The idea that a medical decision should be a process of accommodation between a doctor and a patient is really untenable, and we will explore this difficulty in a more concrete way in the next post.

4 Comments

  1. Michael, great to see you in print again, this time with a timeless well-done analysis of SDM.

    I rather see the physician’s relationship with a patient as that of a trustee, in our professional case with a covenant of loyalty to the patient’s interests for >2000 years. The covenant has had many ups and downs–the most recent downs were and are the Soviet system and HMO gatekeeping [Pellegrino ED. Guarding the integrity of medical ethics: some lessons from Soviet Russia. JAMA. 1995;273 (20):1622-1623
    Pellegrino ED. Rationing Health Care: The Ethics of Medical Gate-keeping.

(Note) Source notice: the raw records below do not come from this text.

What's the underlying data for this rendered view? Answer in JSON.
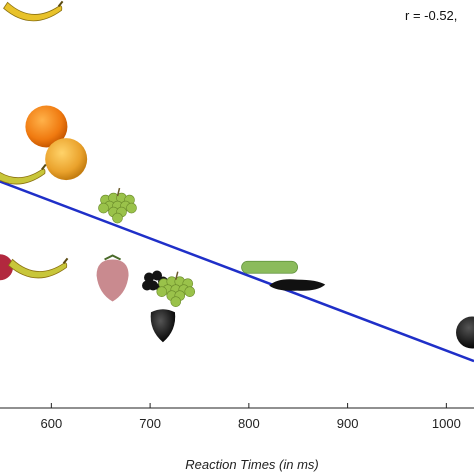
{
  "chart_data": {
    "type": "scatter",
    "title": "",
    "xlabel": "Reaction Times (in ms)",
    "ylabel": "",
    "annotation": "r = -0.52,",
    "x_ticks": [
      600,
      700,
      800,
      900,
      1000
    ],
    "xlim": [
      548,
      1028
    ],
    "ylim": [
      0,
      1
    ],
    "grid": false,
    "regression_line": {
      "x1": 548,
      "y1": 0.555,
      "x2": 1028,
      "y2": 0.115,
      "color": "#1f2fc8"
    },
    "points": [
      {
        "item": "banana",
        "x": 580,
        "y": 0.955
      },
      {
        "item": "orange",
        "x": 595,
        "y": 0.69
      },
      {
        "item": "orange",
        "x": 615,
        "y": 0.61
      },
      {
        "item": "banana",
        "x": 563,
        "y": 0.555
      },
      {
        "item": "grapes",
        "x": 667,
        "y": 0.495
      },
      {
        "item": "apple",
        "x": 548,
        "y": 0.345
      },
      {
        "item": "banana",
        "x": 585,
        "y": 0.325
      },
      {
        "item": "strawberry",
        "x": 662,
        "y": 0.315
      },
      {
        "item": "blackberries",
        "x": 705,
        "y": 0.31
      },
      {
        "item": "grapes",
        "x": 726,
        "y": 0.29
      },
      {
        "item": "cucumber",
        "x": 821,
        "y": 0.345
      },
      {
        "item": "eggplant",
        "x": 849,
        "y": 0.3
      },
      {
        "item": "eggplant",
        "x": 713,
        "y": 0.215
      },
      {
        "item": "plum",
        "x": 1026,
        "y": 0.185
      }
    ]
  }
}
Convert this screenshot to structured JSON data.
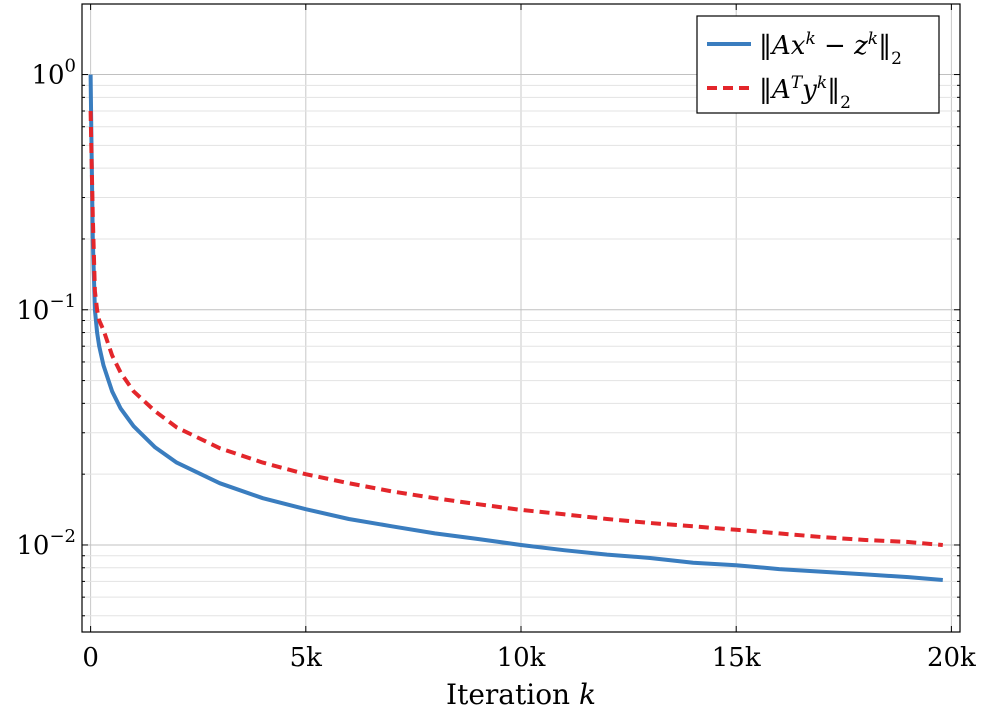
{
  "chart_data": {
    "type": "line",
    "title": "",
    "xlabel_text": "Iteration",
    "xlabel_var": "k",
    "ylabel": "",
    "xlim": [
      -200,
      20200
    ],
    "ylim_log10": [
      -2.37,
      0.3
    ],
    "yscale": "log",
    "grid": true,
    "legend_position": "top-right",
    "x_ticks": [
      {
        "value": 0,
        "label": "0"
      },
      {
        "value": 5000,
        "label": "5k"
      },
      {
        "value": 10000,
        "label": "10k"
      },
      {
        "value": 15000,
        "label": "15k"
      },
      {
        "value": 20000,
        "label": "20k"
      }
    ],
    "y_ticks": [
      {
        "exp": 0,
        "base": "10",
        "power": "0"
      },
      {
        "exp": -1,
        "base": "10",
        "power": "−1"
      },
      {
        "exp": -2,
        "base": "10",
        "power": "−2"
      }
    ],
    "series": [
      {
        "name_parts": [
          "‖Ax",
          "k",
          " − z",
          "k",
          "‖",
          "2"
        ],
        "color": "#3a7dbf",
        "dash": "solid",
        "x": [
          0,
          20,
          50,
          100,
          150,
          200,
          300,
          500,
          700,
          1000,
          1500,
          2000,
          3000,
          4000,
          5000,
          6000,
          7000,
          8000,
          9000,
          10000,
          11000,
          12000,
          13000,
          14000,
          15000,
          16000,
          17000,
          18000,
          19000,
          19800
        ],
        "y": [
          1.0,
          0.5,
          0.2,
          0.1,
          0.08,
          0.07,
          0.058,
          0.045,
          0.038,
          0.032,
          0.026,
          0.0224,
          0.0183,
          0.0158,
          0.0142,
          0.0129,
          0.012,
          0.0112,
          0.0106,
          0.01,
          0.0095,
          0.0091,
          0.0088,
          0.0084,
          0.0082,
          0.0079,
          0.0077,
          0.0075,
          0.0073,
          0.0071
        ]
      },
      {
        "name_parts": [
          "‖A",
          "T",
          "y",
          "k",
          "‖",
          "2"
        ],
        "color": "#e3262b",
        "dash": "dashed",
        "x": [
          0,
          20,
          50,
          100,
          150,
          200,
          300,
          500,
          700,
          1000,
          1500,
          2000,
          3000,
          4000,
          5000,
          6000,
          7000,
          8000,
          9000,
          10000,
          11000,
          12000,
          13000,
          14000,
          15000,
          16000,
          17000,
          18000,
          19000,
          19800
        ],
        "y": [
          0.7,
          0.45,
          0.25,
          0.12,
          0.1,
          0.09,
          0.082,
          0.064,
          0.054,
          0.045,
          0.037,
          0.0316,
          0.0258,
          0.0224,
          0.02,
          0.0183,
          0.0169,
          0.0158,
          0.0149,
          0.0141,
          0.0135,
          0.0129,
          0.0124,
          0.012,
          0.0116,
          0.0112,
          0.0108,
          0.0105,
          0.0103,
          0.01
        ]
      }
    ]
  }
}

Journal of Contemporary Health Law and Policy 2:23, 1986.]. The Obamacare creation of more powerful crony cartels for rationing care is an ever-greater threat to patients and has decimated the integrity of medical ethics, when HMO-ACO gatekeepers are paid more for ordering less care and paid less for ordering “too much” use of corporate dollars (the “value pay” system of bribery contingent on the volume of care ordered: a corrupt system shamefully legalized by federal FTC and CMMS regulations and MACRA.
    Thanks again,
    Bob

    1. Thank you very much, Bob. And thank you for those references. Ed Pellegrino is very good. I missed meeting him in person by a few weeks. In 2012, I helped organize a medical ethics conference in SF and invited him to speak. At age 92, he accepted but asked to be accompanied by his son on the trip which we agreed to. Unfortunately, I received word that his health had taken a turn for the worse and that he would not be able to come. He died a few months later.

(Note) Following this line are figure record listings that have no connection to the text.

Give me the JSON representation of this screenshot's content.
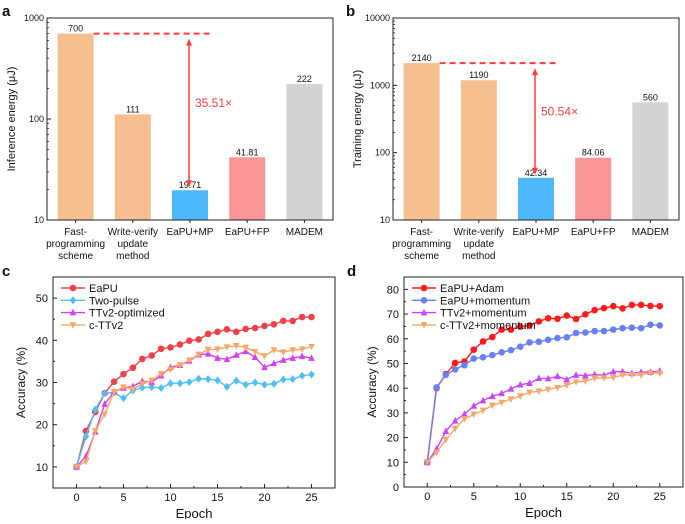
{
  "chart_data": [
    {
      "panel": "a",
      "type": "bar",
      "ylabel": "Inference energy (μJ)",
      "yscale": "log",
      "ylim": [
        10,
        1000
      ],
      "yticks": [
        "10",
        "100",
        "1000"
      ],
      "categories": [
        [
          "Fast-",
          "programming",
          "scheme"
        ],
        [
          "Write-verify",
          "update",
          "method"
        ],
        [
          "EaPU+MP"
        ],
        [
          "EaPU+FP"
        ],
        [
          "MADEM"
        ]
      ],
      "values": [
        700,
        111,
        19.71,
        41.81,
        222
      ],
      "value_labels": [
        "700",
        "111",
        "19.71",
        "41.81",
        "222"
      ],
      "colors": [
        "#f6bf90",
        "#f6bf90",
        "#4db9fb",
        "#f99697",
        "#d3d3d3"
      ],
      "annotation": {
        "text": "35.51×",
        "color": "#ff3b3b"
      }
    },
    {
      "panel": "b",
      "type": "bar",
      "ylabel": "Training energy (μJ)",
      "yscale": "log",
      "ylim": [
        10,
        10000
      ],
      "yticks": [
        "10",
        "100",
        "1000",
        "10000"
      ],
      "categories": [
        [
          "Fast-",
          "programming",
          "scheme"
        ],
        [
          "Write-verify",
          "update",
          "method"
        ],
        [
          "EaPU+MP"
        ],
        [
          "EaPU+FP"
        ],
        [
          "MADEM"
        ]
      ],
      "values": [
        2140,
        1190,
        42.34,
        84.06,
        560
      ],
      "value_labels": [
        "2140",
        "1190",
        "42.34",
        "84.06",
        "560"
      ],
      "colors": [
        "#f6bf90",
        "#f6bf90",
        "#4db9fb",
        "#f99697",
        "#d3d3d3"
      ],
      "annotation": {
        "text": "50.54×",
        "color": "#ff3b3b"
      }
    },
    {
      "panel": "c",
      "type": "line",
      "xlabel": "Epoch",
      "ylabel": "Accuracy (%)",
      "xlim": [
        -2.5,
        27.5
      ],
      "ylim": [
        5,
        55
      ],
      "xticks": [
        "0",
        "5",
        "10",
        "15",
        "20",
        "25"
      ],
      "yticks": [
        "10",
        "20",
        "30",
        "40",
        "50"
      ],
      "legend": "top-left",
      "x": [
        0,
        1,
        2,
        3,
        4,
        5,
        6,
        7,
        8,
        9,
        10,
        11,
        12,
        13,
        14,
        15,
        16,
        17,
        18,
        19,
        20,
        21,
        22,
        23,
        24,
        25
      ],
      "series": [
        {
          "name": "EaPU",
          "color": "#f0404a",
          "marker": "circle",
          "values": [
            10,
            18.5,
            23,
            27.5,
            30.2,
            32,
            33.5,
            35.6,
            36.4,
            38,
            38.3,
            39,
            39.9,
            40.2,
            41.5,
            42,
            42.6,
            42,
            42.7,
            42.9,
            43.4,
            43.8,
            44.6,
            44.6,
            45.5,
            45.5
          ]
        },
        {
          "name": "Two-pulse",
          "color": "#4fc0f5",
          "marker": "diamond",
          "values": [
            10,
            17.2,
            23.6,
            27.5,
            27.6,
            26.3,
            28.1,
            28.8,
            28.9,
            28.7,
            29.8,
            29.8,
            30.1,
            30.9,
            30.8,
            30.5,
            29,
            30.4,
            29.5,
            30,
            29.5,
            29.7,
            30.7,
            30.8,
            31.6,
            31.9
          ]
        },
        {
          "name": "TTv2-optimized",
          "color": "#d740f0",
          "marker": "triangle-up",
          "values": [
            10,
            12.5,
            18.3,
            24.9,
            27.8,
            28.7,
            29.1,
            30.3,
            30.1,
            31.6,
            33.6,
            34.1,
            35.1,
            36.6,
            36.8,
            35.8,
            35.5,
            36.5,
            37.4,
            36,
            33.6,
            34.5,
            35.3,
            35.8,
            36.2,
            35.8
          ]
        },
        {
          "name": "c-TTv2",
          "color": "#f7a868",
          "marker": "triangle-down",
          "values": [
            10,
            11.3,
            18.5,
            22.5,
            27.8,
            28.9,
            28.4,
            29.7,
            30.5,
            32.1,
            33.1,
            34.1,
            35.3,
            36.6,
            37.8,
            37.9,
            38.4,
            38.7,
            38.3,
            37.3,
            36.3,
            37.7,
            37.2,
            37.7,
            37.9,
            38.5
          ]
        }
      ]
    },
    {
      "panel": "d",
      "type": "line",
      "xlabel": "Epoch",
      "ylabel": "Accuracy (%)",
      "xlim": [
        -2.5,
        27.5
      ],
      "ylim": [
        0,
        85
      ],
      "xticks": [
        "0",
        "5",
        "10",
        "15",
        "20",
        "25"
      ],
      "yticks": [
        "0",
        "10",
        "20",
        "30",
        "40",
        "50",
        "60",
        "70",
        "80"
      ],
      "legend": "top-left",
      "x": [
        0,
        1,
        2,
        3,
        4,
        5,
        6,
        7,
        8,
        9,
        10,
        11,
        12,
        13,
        14,
        15,
        16,
        17,
        18,
        19,
        20,
        21,
        22,
        23,
        24,
        25
      ],
      "series": [
        {
          "name": "EaPU+Adam",
          "color": "#ff1a1a",
          "marker": "circle",
          "values": [
            10,
            40,
            45.7,
            50.2,
            50.8,
            55.6,
            58.9,
            60.7,
            63.7,
            63.7,
            64.9,
            65.4,
            67,
            68.3,
            68.1,
            69.4,
            68,
            69.9,
            71.6,
            72.4,
            73.2,
            72.3,
            73.7,
            73.7,
            73.3,
            73.2
          ]
        },
        {
          "name": "EaPU+momentum",
          "color": "#6a80f2",
          "marker": "circle",
          "values": [
            10,
            40.3,
            45.4,
            47.6,
            49.3,
            52,
            52.5,
            53.4,
            54.5,
            55.4,
            56.8,
            58.5,
            58.8,
            59.6,
            60.3,
            60.6,
            62.3,
            62.5,
            63.1,
            63.1,
            63.7,
            64.3,
            64.5,
            64.3,
            65.7,
            65.4
          ]
        },
        {
          "name": "TTv2+momentum",
          "color": "#cc44ff",
          "marker": "triangle-up",
          "values": [
            10,
            15.4,
            22.6,
            26.8,
            29.5,
            32.8,
            35,
            36.7,
            37.9,
            39.7,
            41.4,
            42,
            44,
            43.9,
            44.8,
            43.5,
            45.3,
            45.1,
            45.5,
            45.2,
            46.7,
            46.7,
            46,
            46.5,
            46.5,
            47
          ]
        },
        {
          "name": "c-TTv2+momentum",
          "color": "#f5a86e",
          "marker": "triangle-down",
          "values": [
            10,
            14,
            19.2,
            23.6,
            27.6,
            29.4,
            31,
            33,
            34.2,
            35.6,
            36.8,
            38.3,
            38.8,
            39.5,
            40.2,
            41.2,
            42.5,
            42.8,
            44.1,
            44.1,
            44.3,
            45.3,
            45.4,
            45.3,
            46.2,
            46
          ]
        }
      ]
    }
  ]
}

      1. We indeed lost a great man when Pellegrino died. What a disappointment to miss meeting him! Bob

  2. The example is interesting to me, because my own husband was coerced to submit to an unnecessary (and incompetently implanted) pacemaker as part of a near-fatal malpractice cascade and was treated like dirt, shouted at and insulted, by two electros because he had just enough backbone to refuse to make it an ICD. Relevant factors, though we did not know them all at the time and were certainly not informed, included the fact that published guidelines specifically said NOT to implant ICDs in his situation; the small likelihood of benefit; the large likelihood of harm; and the fact that if he were dying of a non-cardiac cause he would not want to spend his last hours being zapped over and over. (Electro #1 responded to this, in a tone of amazed contempt: “WHY would you EVER not want to be deFIBrillated?” It was clear that this was a rhetorical question and that our unacceptable value judgements were not worthy of further discussion.) We later discovered that the CEO of the hospital believed in “forced productivity” and that the electro in question collects huge industry payments. Had my husband gotten an ICD and had it been programmed as badly as the pacemaker, within the first six weeks either it would have fired enough times to completely destroy his heart or he would have shot himself with my full approval. So the idea that we should have sat back and let the noble and wise allopaths make all the decisions is just ludicrous.